An easy to make recipe for Tagliatelle Pasta with Grilled Salmon and Baby Spinach
300 g fresh Norwegian Salmon with skin on
Ina Paarman’s Fish Spice
200 g Portabellini mushrooms (bigger are better for this recipe)
1 t (5 ml) Ina Paarman’s Garlic Pepper Seasoning
300 g fresh tagliatelle noodles
½ packet baby spinach
1 t (5 ml) Ina Paarman’s Pasta Spice
Remove the fish from the fridge, season on both sides with Fish Spice and then coat on both sides with olive oil. Leave at room temperature. Preheat a cast iron griddle pan.
Trim the stems of the mushrooms level with the caps and toss with Garlic Pepper Seasoning and about 3 T olive oil. Cook fresh pasta in unsalted boiling water for no more than 4 minutes. Add the spinach to the pasta and cook for another 3 minutes. Drain in a colander and decant the pasta back into the saucepan. Add Pasta Spice and 2-3 T olive oil. Toss lightly.
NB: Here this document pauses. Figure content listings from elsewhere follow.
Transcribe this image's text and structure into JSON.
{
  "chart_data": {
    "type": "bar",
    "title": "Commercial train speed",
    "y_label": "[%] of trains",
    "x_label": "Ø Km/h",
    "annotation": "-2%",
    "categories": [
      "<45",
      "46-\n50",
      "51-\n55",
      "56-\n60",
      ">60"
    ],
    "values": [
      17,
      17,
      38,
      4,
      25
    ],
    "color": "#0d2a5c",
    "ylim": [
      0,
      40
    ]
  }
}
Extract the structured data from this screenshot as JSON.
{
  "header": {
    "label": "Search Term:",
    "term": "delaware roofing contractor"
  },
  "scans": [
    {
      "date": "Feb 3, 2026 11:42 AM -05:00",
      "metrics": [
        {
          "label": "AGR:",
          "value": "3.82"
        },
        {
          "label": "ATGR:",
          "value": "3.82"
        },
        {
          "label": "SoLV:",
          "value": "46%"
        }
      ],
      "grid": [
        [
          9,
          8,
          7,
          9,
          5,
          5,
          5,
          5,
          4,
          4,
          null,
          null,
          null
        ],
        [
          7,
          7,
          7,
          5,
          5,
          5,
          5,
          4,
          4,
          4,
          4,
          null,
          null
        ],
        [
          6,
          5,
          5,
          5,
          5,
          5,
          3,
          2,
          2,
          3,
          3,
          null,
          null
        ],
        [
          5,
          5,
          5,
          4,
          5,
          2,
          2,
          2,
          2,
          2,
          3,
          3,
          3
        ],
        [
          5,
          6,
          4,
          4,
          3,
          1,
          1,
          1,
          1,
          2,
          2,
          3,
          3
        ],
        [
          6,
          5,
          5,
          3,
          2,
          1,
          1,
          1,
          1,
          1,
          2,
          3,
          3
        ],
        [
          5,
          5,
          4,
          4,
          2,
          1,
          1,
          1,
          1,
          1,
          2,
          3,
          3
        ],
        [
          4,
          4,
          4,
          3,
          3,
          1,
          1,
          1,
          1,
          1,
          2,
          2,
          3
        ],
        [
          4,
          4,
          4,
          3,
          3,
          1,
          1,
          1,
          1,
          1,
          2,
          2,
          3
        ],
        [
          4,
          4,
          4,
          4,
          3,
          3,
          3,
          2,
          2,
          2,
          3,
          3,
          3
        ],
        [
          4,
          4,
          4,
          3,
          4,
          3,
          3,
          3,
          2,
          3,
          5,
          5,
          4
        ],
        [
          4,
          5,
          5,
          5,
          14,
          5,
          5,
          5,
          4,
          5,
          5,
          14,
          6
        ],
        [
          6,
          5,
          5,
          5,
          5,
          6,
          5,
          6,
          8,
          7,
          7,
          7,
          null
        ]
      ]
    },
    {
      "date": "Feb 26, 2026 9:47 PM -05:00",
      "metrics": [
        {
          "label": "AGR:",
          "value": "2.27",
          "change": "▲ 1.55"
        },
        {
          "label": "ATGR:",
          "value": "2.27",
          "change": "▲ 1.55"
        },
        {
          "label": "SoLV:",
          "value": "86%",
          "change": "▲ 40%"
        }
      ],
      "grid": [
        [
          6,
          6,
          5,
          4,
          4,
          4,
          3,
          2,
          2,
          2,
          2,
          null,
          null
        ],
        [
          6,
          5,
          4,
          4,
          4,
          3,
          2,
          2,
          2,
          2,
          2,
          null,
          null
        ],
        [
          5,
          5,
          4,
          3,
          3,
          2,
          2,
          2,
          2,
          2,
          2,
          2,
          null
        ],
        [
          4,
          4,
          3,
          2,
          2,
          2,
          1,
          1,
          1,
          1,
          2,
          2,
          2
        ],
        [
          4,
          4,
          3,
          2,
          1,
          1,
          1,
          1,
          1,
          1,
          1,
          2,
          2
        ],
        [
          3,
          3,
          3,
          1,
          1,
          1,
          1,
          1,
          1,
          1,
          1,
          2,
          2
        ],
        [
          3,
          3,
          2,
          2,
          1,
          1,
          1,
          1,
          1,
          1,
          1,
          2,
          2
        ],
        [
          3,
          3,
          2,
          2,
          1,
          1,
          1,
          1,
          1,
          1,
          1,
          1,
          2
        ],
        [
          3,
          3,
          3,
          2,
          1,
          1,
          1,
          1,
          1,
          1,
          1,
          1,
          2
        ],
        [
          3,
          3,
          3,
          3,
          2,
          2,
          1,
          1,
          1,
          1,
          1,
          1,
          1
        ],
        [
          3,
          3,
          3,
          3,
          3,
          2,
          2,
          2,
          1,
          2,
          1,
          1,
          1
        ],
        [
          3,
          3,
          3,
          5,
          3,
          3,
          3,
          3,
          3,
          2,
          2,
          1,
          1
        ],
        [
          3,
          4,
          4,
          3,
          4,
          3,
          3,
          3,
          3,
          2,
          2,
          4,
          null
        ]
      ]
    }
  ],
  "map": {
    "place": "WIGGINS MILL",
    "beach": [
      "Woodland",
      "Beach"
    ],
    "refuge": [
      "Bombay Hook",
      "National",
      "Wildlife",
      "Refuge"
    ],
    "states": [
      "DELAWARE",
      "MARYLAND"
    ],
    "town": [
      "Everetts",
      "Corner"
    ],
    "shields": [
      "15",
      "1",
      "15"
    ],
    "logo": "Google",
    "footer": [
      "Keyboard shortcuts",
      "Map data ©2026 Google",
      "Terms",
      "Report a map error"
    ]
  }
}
Cook the salmon, fleshy side down, and the mushrooms, rounded side down, until clearly marked. Turn and cook the other side. Pull the fish apart with 2 forks into small bite-size pieces. Discard the skin. Slice the mushrooms. Gently blend the Salmon chunks and sliced mushrooms with the pasta. Dish pasta into 4 deep warmed plates. Finish with a dash of olive oil or lemon zest and chopped parsley.
Use tuna or chicken breast fillets seasoned with Chicken Spice in place of Fish Spice.